Crocodile ferns (Microsorum musifolium) have leaves with a lot of personality and can be a favorite among fern lovers. The leaves of the ferns resemble the distinctive leathery appearance of crocodile skin which is how the plant got its name.
Typically found in Southeast Asia and parts of Australia, this fern is a little picky about its environment and thrives in humid, tropical environments. Although they are very slow growers, they make great statement pieces since they can grow up to 5 feet.
With plenty of water and bright, indirect sun, you can easily add these unusual ferns to your houseplant collection. If you live in zones 10 or 11, you can even try adding these ferns to your outdoor garden at any time during the year.
|Botanical Name||Microsorum musifolium|
|Common Name||Crocodile fern|
|Plant Type||Houseplant or perennial|
|Mature Size||2-5 ft. tall and wide|
|Sun Exposure||Bright, indirect late to shade|
|Soil Type||Rich, moist, well-draining|
|Soil pH||Slightly acidic to neutral|
|Hardiness Zones||10-11 (USDA)|
|Native Area||Southeast Asia and Australia|
Crocodile Fern Care
For such an exotic plant, crocodile ferns can be easy to care for, but remember to give them a little TLC along the way. Plenty of water and humidity will keep your fern happy. Just be sure that your soil and pot drain easily. Because crocodile ferns love humidity, they make great additions to bathrooms or kitchens. In addition, there aren’t many pests or diseases to worry about.
Like most ferns, the crocodile species is naturally found growing under a canopy of trees. Because of this, your plant will like lighting that mimics the dappled, bright, indirect sunlight that they would receive on the forest floor.
These plants still need sunlight; just be sure they aren’t getting direct sunlight, like in a window. Too much sunlight can burn the leaves.
These ferns love loose, rich, moist, and well-draining soil. Add peat moss and perlite to loosen up the soil if necessary, which keeps the soil draining easily.
Crocodile ferns love water. Water your plant thoroughly and consistently. When you notice the top of the soil getting dry, water until it drains out of the bottom of the pot. Continue to let the water drain out until it no longer drips to ensure your fern is not sitting in a soggy mess.
Temperature and Humidity
Because this plant is native to the tropics, it does not handle cold weather well. It can be grown outside in zones 10 or 11, but any area colder than that could kill it.
Luckily, this beautiful fern makes a great houseplant. Just be sure to keep it away from drafts, air conditioners, or heating vents.

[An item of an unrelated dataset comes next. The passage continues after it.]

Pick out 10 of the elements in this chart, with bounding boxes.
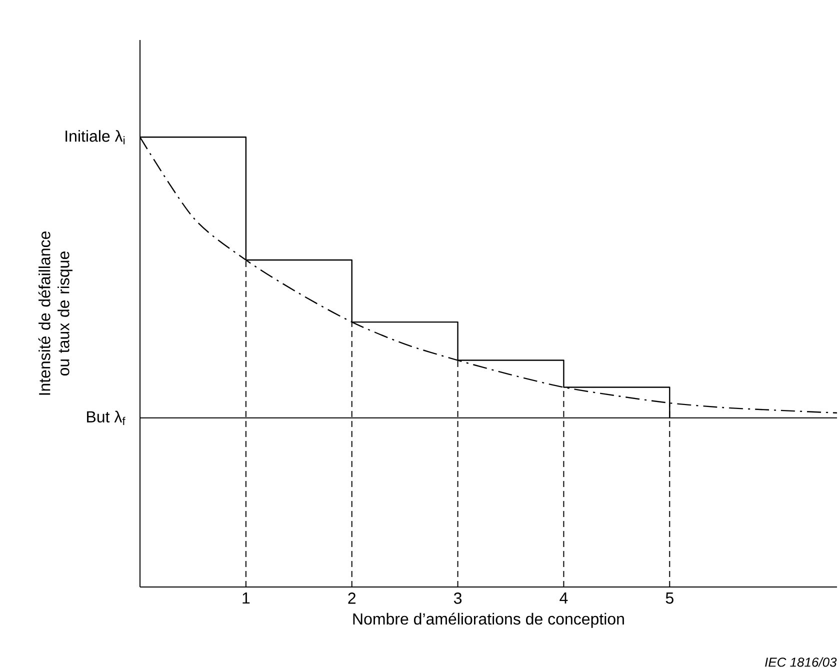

Because crocodile ferns also love humidity, the lack of it could make your plant's leaves form crispy brown tips. There are a few things you can do to give your fern the humidity levels it likes:
- Set your pot on a tray of pebbles with a small amount of water in it. The evaporating water will keep your fern moist. Just be sure that the pot is not sitting in the water.
- Mist your fern daily with a mister.
- Take your fern into the bathroom while you shower. The heat and the humidity will be like a spa day for your plant.
Properly fertilizing your fern can help keep it healthy and full of foliage. However, too much fertilizer can burn your plant, causing burn marks on foliage.
A diluted water-soluble fertilizer is a good option. Use a fertilizer that is specifically formulated for ferns. Fertilize once a month during spring and summer to promote healthy growth.
Propagating Crocodile Ferns
Unlike other plants, ferns do not use seeds to reproduce; instead, they use spores. However, propagating your fern through spores is not always easy, and may not yield results.
Luckily, you can create more ferns by dividing the roots. It is best to wait until you have a substantial plant before attempting root division. Propagate a few sections because not all of them may take. The process to divide the roots is simple:
- Gently remove your crocodile fern from its pot.
- With its roots now exposed, carefully work your fingers into the roots to separate a part of your fern; overhandling or damaging the roots can kill the plant.
- Plant your new fern in its own pot and water thoroughly.
- Keep the soil moist, especially during the first few weeks.
Potting and Repotting
Crocodile ferns are slow growers, so you won’t need to worry about repotting very often. When you notice the roots getting crammed in its current pot or your fern is top-heavy, you will want to give your plant a bigger pot. Repotting is easy when you follow these quick steps:
- Carefully turn the pot with your plant on its side.
- Gently work the plant out from the pot. If it is in a plastic pot, squeeze it gently to release the roots from the pot.
- Place your fern in its new home with fresh dirt and water.
- Do not bury your fern too deep, however, because these plants have shallow root systems.
Common Pests & Diseases
Scale insects can be a common problem for crocodile ferns. Combating scale is not always easy and requires diligence. For an indoor plant, prune the affected stems. If scale persists, gently rub leaves with rubbing alcohol using a cotton swab. If your fern is outdoors, it's easier to kill scale using neem oil.
If your fern is sitting in soil that is not well-draining, the soggy soil can lead to problems like root rot or fungal growth.